Yi Teck, who plans to pursue a major in animation, says he’s bent on learning as much as he can in his four years at NTU.

“This is my first time studying art, as I had always been in the science stream. It’s very refreshing to be at a design school where I can interact with peers who share my passion,” he says.

For national basketballer, Russel Low (below left), he took a gap year to be a full-time athlete and only enrolled this year.

“It has always been my dream to be in the Singapore Slingers, so I’m really happy. As a full-time athlete, I was training at least five hours a day, not including our workout sessions. It was very tiring but extremely rewarding, as I got to do what I love every day.”

In just one and a half years, Russel has played in more than 20 games for the Singapore Slingers, and countless games for the national team. His biggest matches include the recent 2015 SEA Games and the Youth Olympic Games.

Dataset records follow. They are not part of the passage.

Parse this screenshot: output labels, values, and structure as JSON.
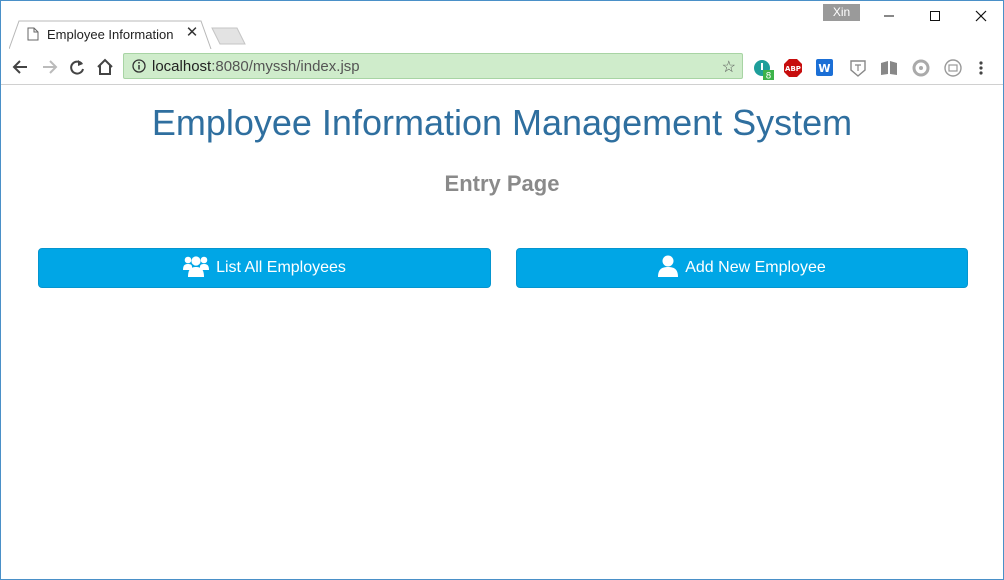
{
  "browser": {
    "tab_title": "Employee Information",
    "profile_name": "Xin",
    "url_host": "localhost",
    "url_path": ":8080/myssh/index.jsp",
    "extensions": [
      "extension-8-badge-icon",
      "adblock-plus-icon",
      "word-icon",
      "translate-icon",
      "reader-icon",
      "circle-icon",
      "screenshot-icon"
    ],
    "extension_badge_count": "8",
    "abp_label": "ABP",
    "word_label": "W",
    "address_bar_color": "#cfeccb"
  },
  "page": {
    "title": "Employee Information Management System",
    "subtitle": "Entry Page",
    "buttons": {
      "list_all": "List All Employees",
      "add_new": "Add New Employee"
    },
    "button_color": "#00a6e6",
    "title_color": "#2f6f9f"
  }
}
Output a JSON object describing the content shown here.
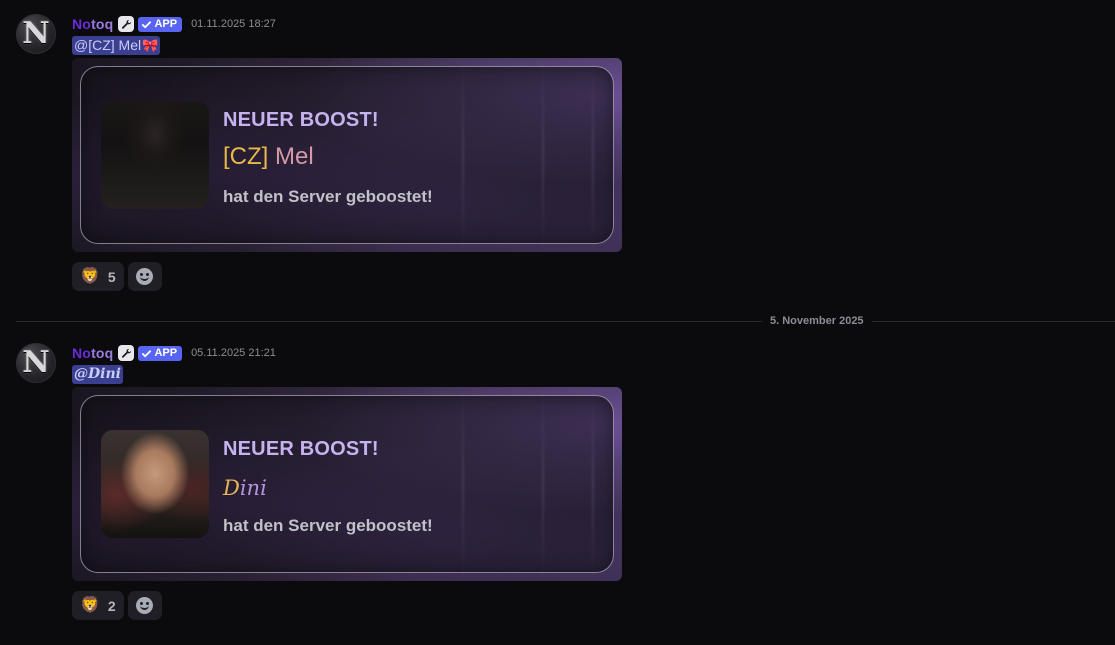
{
  "messages": [
    {
      "username": "Notoq",
      "username_parts": [
        "No",
        "toq"
      ],
      "app_badge": "APP",
      "timestamp": "01.11.2025 18:27",
      "mention": "@[CZ] Mel",
      "mention_emoji": "🎀",
      "embed": {
        "title": "NEUER BOOST!",
        "name_prefix": "[CZ]",
        "name_rest": " Mel",
        "subtitle": "hat den Server geboostet!"
      },
      "reaction": {
        "emoji": "🦁",
        "count": "5"
      }
    },
    {
      "username": "Notoq",
      "username_parts": [
        "No",
        "toq"
      ],
      "app_badge": "APP",
      "timestamp": "05.11.2025 21:21",
      "mention": "@Dini",
      "embed": {
        "title": "NEUER BOOST!",
        "name_prefix": "D",
        "name_rest": "ini",
        "subtitle": "hat den Server geboostet!"
      },
      "reaction": {
        "emoji": "🦁",
        "count": "2"
      }
    }
  ],
  "date_divider": "5. November 2025",
  "avatar_letter": "N",
  "icons": {
    "role": "wrench-icon",
    "verified": "checkmark-icon",
    "add_reaction": "smiley-add-reaction-icon"
  },
  "colors": {
    "app_badge": "#5865f2",
    "mention_bg": "#3a3f8f",
    "embed_title": "#c5b2ee",
    "name_gold": "#e9b84a"
  }
}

The 1.92m Nanyang Business School student says he picked NTU for its top business school. “I was really drawn to the possibility of getting my honours degree in three years,” he explains.

Although Shanice (below), a first-year communication student, made it to the top eight of the national singing competition, her goal remains simple: to perform. “Just being able to perform in front of an audience is good enough for me,” she says.

Word of her singing prowess has already made its way around the music circuit. She has had offers to join female bands, been invited to perform at community events and even been approached for a role in a short film.

One of her upcoming gigs, as she excitedly informs me, is for the homecoming party at the Wee Kim Wee School of Information & Communication. The aspiring performer already had her chance to shine in front of a large crowd, when she sang on stage alongside fellow contestants at NTU Fest.

For her, pursuing communication studies in NTU was a no-brainer: “The school has a good reputation and I liked that students are given lots of opportunities for hands-on work in the industry and related fields.”

Another lyrical freshie, who made headlines for his Singapore-centric song Sixty Five, is Nanyang Business School’s Joel Tan (below), better known as Gentle Bones.

He shot to fame in late 2014 with his debut single, Until We Die, which topped the local iTunes charts within a day of its release.

His follow-ups, Elusive and Save Me, did just as well, as did his eponymous EP. Sixty Five, which he wrote for the SG50 film, 1965, also topped the iTunes chart.He will also be releasing his second EP later this year.

Despite so much happening in his music career, Joel decided to plunge head into his school because he knows what he wants: a degree.

“I’ve just completed National Service…Then I go to Nanyang Technological University’s Business school – business because I want a general degree. I don’t know yet what I want to do in the future,” he said in a previous interview.

With an Asian tour with American singer Kina Grannis underway this September, it will be difficult to spot him hanging out on campus, but rest assured, he will continue to keep his fans updated on his social media accounts – all four of them. We even hear there’s a clothing line in the works. Hat’s off to you, Joel!